Epistemological Challenges for Systems Medicine

Systems Medicine is a promising new paradigm, but it poses some tough challenges for those concerned with causal inference. I’ll mention a few epistemological challenges here and then will give some thoughts about how they might be solved in a future post.

What is systems medicine?

Systems medicine (SM) applies systems biology to medicine. Systems biology is the holistic study of biological systems – typically, systems of molecules and their causal interactions within the cell. Systems biology uses data-intensive functional genomics techniques, such as transcriptomics, metabolomics, and proteomics. These techniques often appeal heavily to mechanistic knowledge, and are used largely for mechanism discovery.

While systems medicine retains a theoretical goal – discovering pathophysiological mechanisms -, it differs from systems biology in that it places far more importance on a practical goal, namely improving diagnosis, prognosis and treatment.
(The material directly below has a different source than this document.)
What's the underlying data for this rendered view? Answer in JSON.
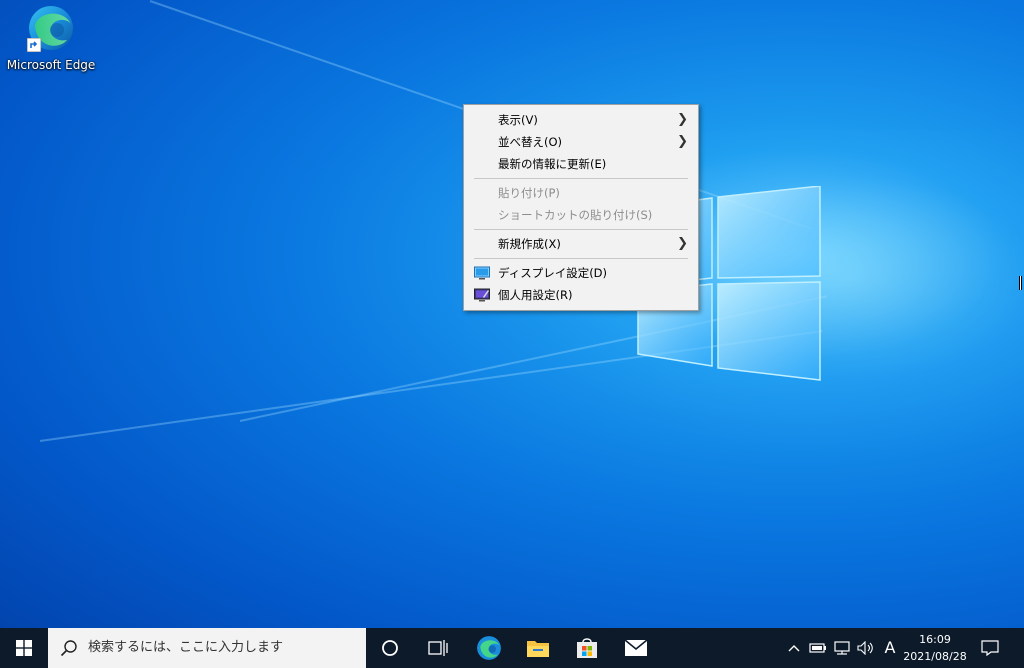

It also tends to include higher-level clinical and environmental data, in addition to the sub-cellular level data commonly studied by systems biology.

The promise of systems medicine

By mining this rich seam of data, systems medicine promises to yield more robust conclusions, and to offer increased personalisation in medicine: with enough data pertaining to the subpopulation of patients similar to you, systems medicine promises to establish causal relationships that are relevant to you. This will hopefully lead to better targeted treatments. With more data and with increasing automation, systems medicine may also enable the discovery of more complex pathophysiological mechanisms. While there’s a lot of hype around systems medicine, as there is in any young field trying to gain a share of the funding pie, there is a sense that there are real opportunities too.

Epistemological challenges

But these opportunities don’t come for free. By amalgamating a wider range of evidence, there is more observational evidence to process, leading to an increased danger of confounding. Search strategies in systems medicine are guided by mechanistic background knowledge, which can be rather limited and error prone in some areas. The ‘big data’ approach leads to substantial computational complexity, and a large number of simplifying assumptions needed to overcome this complexity. Finally, but perhaps most importantly, there is the challenge of how best to integrate a wide variety of sources of evidence.

There is a sense, then, in which SM is Sado-Masochistic medicine: sadistic in that it demands so much of someone who wants to fully understand a SM research project; masochistic in that there are so many obstinate challenges that face SM researchers.

Evidence integration

Let’s dwell on the problem of how to integrate evidence. The present-day perspective is that there is a need to find a model that fits multiple datasets. Each kind of data yields a ‘fingerprint’, i.e., a model that gives a partial indication as to what is causing what. For instance, metabolomic data, proteomic data, transcriptomic data, clinical data and patient-reported outcomes all yield fingerprints, and these fingerprints will differ according to whether the data is obtained from human or animal studies. A model is needed that fits all these fingerprints: this is called the ‘handprint’. Unfortunately, there is no consensus as to how to obtain this handprint model.

Worse than that, this perspective is rather simplistic, in that it neglects the fact that the overall model also needs to fit available mechanistic evidence. There is a tendency in SM to think that if it’s not a dataset then it’s not evidence, but of course mechanistic evidence guides SM at all stages, and high quality mechanistic evidence can be obtained from a variety of means other than dataset-yielding statistical trials – e.g., literature searches, biomedical imaging, simulations. Presently, mechanistic evidence is used in a rather intuitive way, often without explicit consideration. But as SM progresses, eyeballing the mechanistic evidence won’t be a realistic prospect. This is because there is simply too much of it in the SM process. We need to make its contribution explicit.

First we need to be explicit about the role that mechanistic evidence plays. To mention but a few examples: it is used to devise and interpret experimental studies, it is used to rule out a hypothesis that a correlation is non-causal, and it is used to help determine the direction of causation. Second, by understanding these roles we need to be explicit about the constraints that mechanistic evidence of different kinds and quality impose on the handprint model. In SM we need to make quantitative prediction across levels of mechanisms, so the handprint models in question had better be quantitative models and had better be able to represent different hierarchical levels of a mechanism.

Quite a substantial challenge, in my view.